Unsolved
This post is more than 5 years old
7 Posts
0
1379
March 6th, 2017 09:00
Bind Volumes to Member (and a performance question)
Hi,
two weeks ago a battery in one of the two members in our PS6100 group went bad and we were told by the dell support to swap out the whole controller (seems odd to me but this is not the point of this post).
Because we know from previous incidents that it would be a bad idea to initiate a failover with more than 250 connections to this member. It takes minutes for the secondary controller to pick up the connections and by this time some of our VMs which are served by this group would have died from load.
So we added a PS6000 to the group and through volume select x bind node3 we bound the volumes to either node1 or node3 (node2 is the bad one).
Now my two questions:
Is there any way to see the bind operations progress (the relocation) or the status? show members only shows me the current distribution but neither if this volume is actually be moving or what the desired state would be.
Second: Today I noticed an entry in the event log stating "volume xxx is no longer bound to node1" followed by this volume moving back to node2. I did not unbind the volume and it seems that I am not able to stop the relocation. Anyone with an idea what happens here?
Bonus question:
we have around 500 volumes in the group and around 450 connections at a given time. The performance of the interface (Java GUI and CLI) is very unstable. For example: bringing up the "show volumes" results sometimes is as fast as 30 seconds sometimes it takes more than 4 minutes. Is this the expected behaviour? I don't think so. So what happens here?

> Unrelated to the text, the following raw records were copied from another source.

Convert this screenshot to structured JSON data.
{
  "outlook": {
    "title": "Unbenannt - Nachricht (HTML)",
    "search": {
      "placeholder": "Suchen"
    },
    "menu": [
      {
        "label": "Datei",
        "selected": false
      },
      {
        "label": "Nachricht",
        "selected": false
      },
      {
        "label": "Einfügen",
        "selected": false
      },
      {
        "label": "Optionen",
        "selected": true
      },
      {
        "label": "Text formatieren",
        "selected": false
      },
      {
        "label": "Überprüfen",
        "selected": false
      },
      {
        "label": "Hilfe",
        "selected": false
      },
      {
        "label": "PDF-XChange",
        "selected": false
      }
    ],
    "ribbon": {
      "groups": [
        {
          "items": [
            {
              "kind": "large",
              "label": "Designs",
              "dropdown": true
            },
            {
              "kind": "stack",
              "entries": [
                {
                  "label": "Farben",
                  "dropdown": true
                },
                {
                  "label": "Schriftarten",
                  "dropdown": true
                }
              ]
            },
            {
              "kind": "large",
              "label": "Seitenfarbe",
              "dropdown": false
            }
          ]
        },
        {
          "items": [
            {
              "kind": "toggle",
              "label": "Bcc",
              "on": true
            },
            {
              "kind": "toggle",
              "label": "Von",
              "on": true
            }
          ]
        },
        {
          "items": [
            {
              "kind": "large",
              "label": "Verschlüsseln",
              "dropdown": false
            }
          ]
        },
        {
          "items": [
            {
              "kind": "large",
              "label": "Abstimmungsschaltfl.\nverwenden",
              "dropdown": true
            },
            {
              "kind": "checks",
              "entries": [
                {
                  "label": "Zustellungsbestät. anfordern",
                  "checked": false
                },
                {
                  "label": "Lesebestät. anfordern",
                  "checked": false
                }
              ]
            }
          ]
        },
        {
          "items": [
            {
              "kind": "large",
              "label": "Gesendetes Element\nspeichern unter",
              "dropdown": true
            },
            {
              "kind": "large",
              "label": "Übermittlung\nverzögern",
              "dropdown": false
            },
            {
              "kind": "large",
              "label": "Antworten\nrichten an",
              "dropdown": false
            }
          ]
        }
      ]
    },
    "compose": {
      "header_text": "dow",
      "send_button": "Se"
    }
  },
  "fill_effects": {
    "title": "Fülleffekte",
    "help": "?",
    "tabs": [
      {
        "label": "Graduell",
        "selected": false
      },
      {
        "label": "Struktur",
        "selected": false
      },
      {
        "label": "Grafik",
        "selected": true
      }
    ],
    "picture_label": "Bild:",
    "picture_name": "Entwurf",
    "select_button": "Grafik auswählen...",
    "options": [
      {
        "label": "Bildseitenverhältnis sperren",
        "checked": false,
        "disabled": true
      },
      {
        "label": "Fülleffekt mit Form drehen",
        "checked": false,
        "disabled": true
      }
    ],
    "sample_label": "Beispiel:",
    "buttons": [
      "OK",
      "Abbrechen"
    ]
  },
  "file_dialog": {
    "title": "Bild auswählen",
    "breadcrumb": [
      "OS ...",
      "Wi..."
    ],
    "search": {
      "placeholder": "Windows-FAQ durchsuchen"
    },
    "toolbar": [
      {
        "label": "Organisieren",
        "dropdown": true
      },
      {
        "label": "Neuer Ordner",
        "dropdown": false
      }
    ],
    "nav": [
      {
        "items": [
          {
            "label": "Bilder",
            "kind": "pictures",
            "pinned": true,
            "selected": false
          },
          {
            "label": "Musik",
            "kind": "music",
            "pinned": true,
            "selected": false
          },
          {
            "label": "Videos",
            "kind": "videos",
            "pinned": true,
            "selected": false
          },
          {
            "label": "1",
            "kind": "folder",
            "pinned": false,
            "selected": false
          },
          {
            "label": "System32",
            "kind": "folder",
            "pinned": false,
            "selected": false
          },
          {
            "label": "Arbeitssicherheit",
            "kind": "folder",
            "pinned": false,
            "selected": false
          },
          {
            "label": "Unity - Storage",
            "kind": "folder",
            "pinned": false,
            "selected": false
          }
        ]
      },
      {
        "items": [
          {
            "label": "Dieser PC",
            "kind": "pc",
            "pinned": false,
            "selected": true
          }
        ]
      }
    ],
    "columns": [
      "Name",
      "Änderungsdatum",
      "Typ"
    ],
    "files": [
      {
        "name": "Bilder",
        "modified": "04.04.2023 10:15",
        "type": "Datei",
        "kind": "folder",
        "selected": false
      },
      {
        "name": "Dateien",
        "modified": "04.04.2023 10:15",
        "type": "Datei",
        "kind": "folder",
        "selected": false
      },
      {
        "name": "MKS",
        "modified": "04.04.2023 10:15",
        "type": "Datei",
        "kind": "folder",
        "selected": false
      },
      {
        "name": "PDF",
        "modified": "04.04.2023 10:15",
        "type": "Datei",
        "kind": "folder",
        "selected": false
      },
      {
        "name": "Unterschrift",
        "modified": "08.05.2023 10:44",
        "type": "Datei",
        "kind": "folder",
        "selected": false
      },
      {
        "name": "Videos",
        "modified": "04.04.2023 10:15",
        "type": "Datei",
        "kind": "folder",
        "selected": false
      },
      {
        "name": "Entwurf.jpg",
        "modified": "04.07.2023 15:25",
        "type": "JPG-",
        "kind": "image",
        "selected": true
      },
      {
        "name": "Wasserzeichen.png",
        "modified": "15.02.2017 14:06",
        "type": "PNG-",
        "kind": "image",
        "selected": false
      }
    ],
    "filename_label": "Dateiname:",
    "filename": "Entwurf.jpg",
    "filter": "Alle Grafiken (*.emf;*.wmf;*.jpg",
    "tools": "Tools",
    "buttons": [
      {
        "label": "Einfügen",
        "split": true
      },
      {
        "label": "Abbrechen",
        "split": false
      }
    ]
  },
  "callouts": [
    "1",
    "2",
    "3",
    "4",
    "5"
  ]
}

Thanks for any answer or hint.



timevers
7 Posts
0
March 6th, 2017 11:00
Hi Don,
thanks for your answer. I am running 6.0.11 on all members and I have plenty of space free on both node1 (1.3TB) and node3 (4.5TB) so I don't see why any load balancer should feel the urge to move something under my feet.
Is the mentioned message in the log indicating exactly this behaviour, or might it be something else? The exact message was:
Volume root1128.c-sda is no longer bound to member node1.
Could you elaborate on what might get a group so busy that a listing of the volumes takes several minutes to show? Is this expected behaviour?
Regarding the failover: It's not about the timeouts. They are set according to the Dell recommendations (even higher in fact), but a lot of the VMs running on the volumes receive a lot of requests which trigger high load issues if the disks are unavailable for minutes. We know that this would likely lead to some crashes when a controller dies (which btw did not happen during the 6 or so years we are using Equallogics now).
But we do not want to gamble on this if we can avoid it.